Euler Hermes, the world’s largest trade credit insurance provider, said in its latest regional assessment, that the sanitary crisis triggered by COVID-19 has had a dual impact on the food and beverages industry in the UAE.
The beverage segment, Euler Hermes said, suffered setbacks in a domino effect amid the slowdown of travel in the UAE and globally.
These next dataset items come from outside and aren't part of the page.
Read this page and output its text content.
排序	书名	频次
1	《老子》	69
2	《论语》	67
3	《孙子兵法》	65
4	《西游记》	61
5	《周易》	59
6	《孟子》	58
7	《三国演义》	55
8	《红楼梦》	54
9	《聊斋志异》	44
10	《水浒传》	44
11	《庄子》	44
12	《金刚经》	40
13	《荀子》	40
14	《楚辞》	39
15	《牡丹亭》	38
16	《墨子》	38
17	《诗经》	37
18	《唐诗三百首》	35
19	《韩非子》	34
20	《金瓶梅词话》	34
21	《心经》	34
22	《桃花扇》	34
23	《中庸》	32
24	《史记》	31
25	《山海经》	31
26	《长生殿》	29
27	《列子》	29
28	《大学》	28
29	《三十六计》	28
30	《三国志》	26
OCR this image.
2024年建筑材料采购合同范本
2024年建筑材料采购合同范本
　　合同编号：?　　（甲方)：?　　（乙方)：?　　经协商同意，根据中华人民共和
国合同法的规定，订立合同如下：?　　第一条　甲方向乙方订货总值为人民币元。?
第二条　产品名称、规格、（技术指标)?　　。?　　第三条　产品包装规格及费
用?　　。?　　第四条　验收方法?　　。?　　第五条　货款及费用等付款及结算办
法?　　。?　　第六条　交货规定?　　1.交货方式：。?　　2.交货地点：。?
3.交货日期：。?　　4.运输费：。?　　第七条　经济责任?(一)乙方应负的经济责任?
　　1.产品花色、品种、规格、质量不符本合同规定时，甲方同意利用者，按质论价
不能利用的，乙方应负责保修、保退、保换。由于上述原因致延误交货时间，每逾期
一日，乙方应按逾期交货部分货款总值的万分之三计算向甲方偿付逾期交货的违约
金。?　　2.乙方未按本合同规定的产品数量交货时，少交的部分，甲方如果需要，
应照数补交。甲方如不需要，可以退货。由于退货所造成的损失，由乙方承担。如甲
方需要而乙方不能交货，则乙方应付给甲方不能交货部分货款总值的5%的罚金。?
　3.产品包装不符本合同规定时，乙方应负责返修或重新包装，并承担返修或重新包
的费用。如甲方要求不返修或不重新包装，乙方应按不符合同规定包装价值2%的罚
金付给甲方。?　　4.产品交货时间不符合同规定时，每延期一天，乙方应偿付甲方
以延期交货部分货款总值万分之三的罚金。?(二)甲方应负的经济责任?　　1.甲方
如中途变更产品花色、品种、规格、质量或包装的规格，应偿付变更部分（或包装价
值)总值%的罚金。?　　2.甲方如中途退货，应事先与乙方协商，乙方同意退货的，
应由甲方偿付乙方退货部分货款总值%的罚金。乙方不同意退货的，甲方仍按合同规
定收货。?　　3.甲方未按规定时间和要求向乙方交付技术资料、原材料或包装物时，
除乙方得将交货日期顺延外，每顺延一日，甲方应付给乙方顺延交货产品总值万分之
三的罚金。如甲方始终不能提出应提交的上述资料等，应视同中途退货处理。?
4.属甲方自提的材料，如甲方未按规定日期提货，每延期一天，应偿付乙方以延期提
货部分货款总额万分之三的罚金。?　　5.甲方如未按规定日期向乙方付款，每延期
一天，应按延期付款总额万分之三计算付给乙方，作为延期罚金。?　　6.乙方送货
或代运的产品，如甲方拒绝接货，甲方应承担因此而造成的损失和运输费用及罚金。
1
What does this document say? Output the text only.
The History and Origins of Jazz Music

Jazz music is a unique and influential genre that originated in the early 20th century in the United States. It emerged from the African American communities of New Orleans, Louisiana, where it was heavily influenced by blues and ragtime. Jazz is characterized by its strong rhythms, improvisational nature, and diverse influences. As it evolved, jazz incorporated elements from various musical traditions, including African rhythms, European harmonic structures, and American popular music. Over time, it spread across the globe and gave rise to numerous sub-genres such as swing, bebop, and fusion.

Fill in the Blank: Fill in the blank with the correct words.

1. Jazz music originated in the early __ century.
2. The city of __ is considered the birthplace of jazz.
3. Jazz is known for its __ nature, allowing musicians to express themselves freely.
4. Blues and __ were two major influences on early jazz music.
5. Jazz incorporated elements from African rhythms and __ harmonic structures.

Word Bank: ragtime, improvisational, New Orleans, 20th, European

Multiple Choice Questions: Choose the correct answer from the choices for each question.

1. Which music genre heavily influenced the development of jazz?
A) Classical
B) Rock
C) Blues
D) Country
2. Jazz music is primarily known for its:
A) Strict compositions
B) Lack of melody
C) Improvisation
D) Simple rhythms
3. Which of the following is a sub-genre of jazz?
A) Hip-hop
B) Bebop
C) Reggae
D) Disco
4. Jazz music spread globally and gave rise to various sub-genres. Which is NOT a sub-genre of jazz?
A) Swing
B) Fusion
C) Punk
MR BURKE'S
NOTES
Subsequent lockdowns have disrupted the steady growth of global trade and put agrifood supply chains under strain leading to a skyrocketing demand for online food deliveries, increasing the demand for packaged meals and higher local consumption.
However, HORECA’s (hotels, restaurants, catering) loss has been retail’s gain, and the sound financial performance of large food manufacturers has cushioned the pandemic’s fallout.
On regional implications, Jean Claus, CEO, Euler Hermes GCC, said that despite the disruptive developments for travel, tourism, and food supply chains amid the pandemic, the UAE and the GCC overall have fared well in relation to food supply as they had put in place food security measures well before the Sars-CoV2 crisis.
“Food supply chains are likely to be fundamentally altered in the future with more stress on shorter turnaround time, reliance on e-commerce to reach more customers, growing consumer preference for healthy, nutritious and high-quality food imports,” Claus said.
The UAE, like its GCC neighbors, relies on imports to meet food requirements with local agricultural production contributing 0.1 percent to GDP. With tourism markets cautiously reopening, the F&B industry has received some tailwinds in recent months, with Germany or China having been put on the green list of Abu Dhabi. Visitors from both the countries can enter Abu Dhabi quarantine-free.
Euler Hermes GCC has put the F&B sector of the UAE and all six GCC countries (UAE plus Saudi Arabia, Kuwait, Bahrain, Qatar, Oman) at “Medium Risk”, whereby the long-term outlook remains stable.